Já imaginaram se a economia mundial pudesse fazer suas promessas para 2008? Hoje é o primeiro dia do ano, bom momento para especular a respeito. Ao contrário das promessas pessoais - que dependem basicamente da força de vontade individual - a economia é o resultado da combinação da ação de vários indivíduos, empresas e governos, normalmente sem coordenação. Por sorte, ninguém (nem FMI, Banco Mundial ou a ONU) se aventura a fazer promessas em nome de um conjunto tão disperso. Mas eu tive acesso privilegiado ao que seriam as promessas da economia mundial (e brasileira), caso existissem. Aí vão:

1. Drible na crise financeira e na desaceleração mundial: os últimos anos de exuberância e otimismo na economia mundial levaram a excessos. Tomaram-se riscos exagerados nas aplicações financeiras. Os excessos ficaram claros em 2007. A bolha imobiliária nos EUA estourou. Os bancos tiveram grandes perdas (fala-se em perdas de centenas de bilhões de dólares, chegando até o trilhão). Houve corridas bancárias, demissão dos responsáveis e uma sensação de desconfiança no sistema financeiro internacional. Promessa: os bancos centrais do mundo vão conseguir reverter a crise financeira provendo liquidez, o que evitará a restrição de crédito que possa levar a uma recessão nos EUA e no mundo.

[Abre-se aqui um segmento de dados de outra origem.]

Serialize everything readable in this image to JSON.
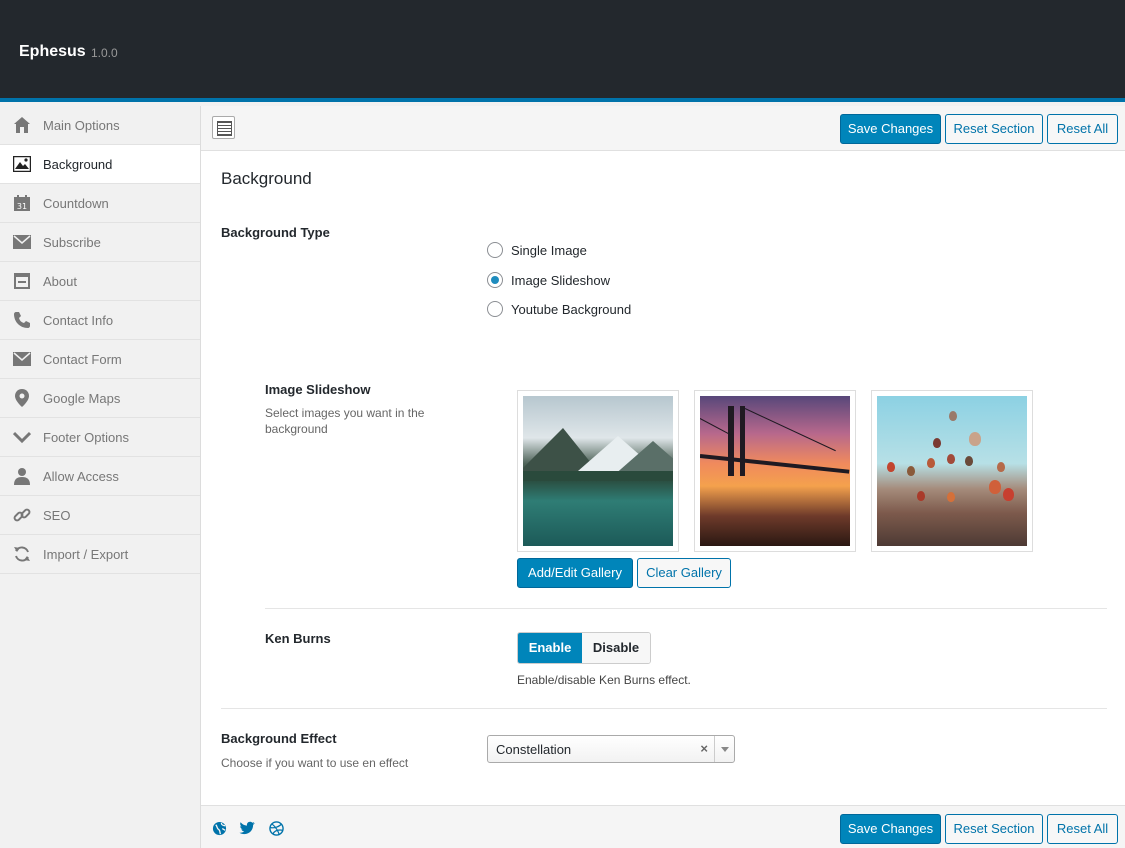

A economia mundial e seus bancos centrais prometem usar toda a flexibilidade e a credibilidade conquistadas nos últimos anos para evitar o cenário pessimista e confirmar os cenários mais otimistas da maioria dos analistas.

2. Estabilidade dos preços de alimentos no mundo: a inflação de alimentos foi uma grande vilã em 2007. Os preços desses itens subiram 12% na China, 10,5% no Brasil, 6% nos EUA, colocando os bancos centrais do mundo em alerta para evitar que o custo de vida continue subindo. Promessa: por um lado, aumentar a produção de alimentos (trigo, milho, soja) no mundo: reagindo a contento a preços e retornos maiores. Por outro, moderar o crescimento da demanda por alimento dos novos "glutões" - países como a China e a Índia que têm incorporado um grande contingente de mão-de-obra nas cidades.

3. Equilíbrio global e resistência ao protecionismo: nos últimos anos, a economia mundial tem crescido de forma desequilibrada. Quem produz não é necessariamente quem consome. Os EUA são os maiores consumidores do mundo. O resultado é o déficit comercial americano e superávit no resto mundo, em especial, nos países asiáticos e nos países exportadores de petróleo. Essa situação de desequilíbrio ameaça aumentar o protecionismo no mundo. Promessa: o déficit americano vai diminuir pela depreciação do dólar em relação às moedas asiáticas (o yuan chinês, por exemplo) e às moedas do Golfo. A China, em particular, promete aceitar uma apreciação da sua moeda. Com isso, as garras do protecionismo perdem força.

4. Brasil - limite aos gastos do governo e crescimento sustentado: a mais difícil das promessas (o corte de gastos). Não pelo aspecto econômico, mas pela falta de convicção. Nos últimos anos, a bonança da economia mundial aliou-se ao legado de um pouco mais de responsabilidade na condução da política econômica para gerar um período de crescimento forte com estabilidade. Para não esbarrar no limite do crescimento que leve à inflação e ao aumento de juros, é necessário que o investimento cresça aceleradamente e aumente a capacidade de produção da economia. Mas o governo gasta e arrecada muito e desloca recursos do que poderia ser investido pelo setor privado. Promessa: na esteira da queda da CPMF o governo vai finalmente cortar o crescimento dos gastos (e não o superávit primário). A economia, por sua vez, vai conseguir investir o suficiente para manter o crescimento sustentado.

Cumprir as promessas acima será um desafio. Não obstante, nenhuma delas é tarefa fora do alcance. Algumas fazem parte das previsões da maioria dos analistas. Só esperamos que este ente abstrato - a economia mundial (e brasileira) - tenha mais sucesso no cumprimento das promessas que a maioria dos simples mortais.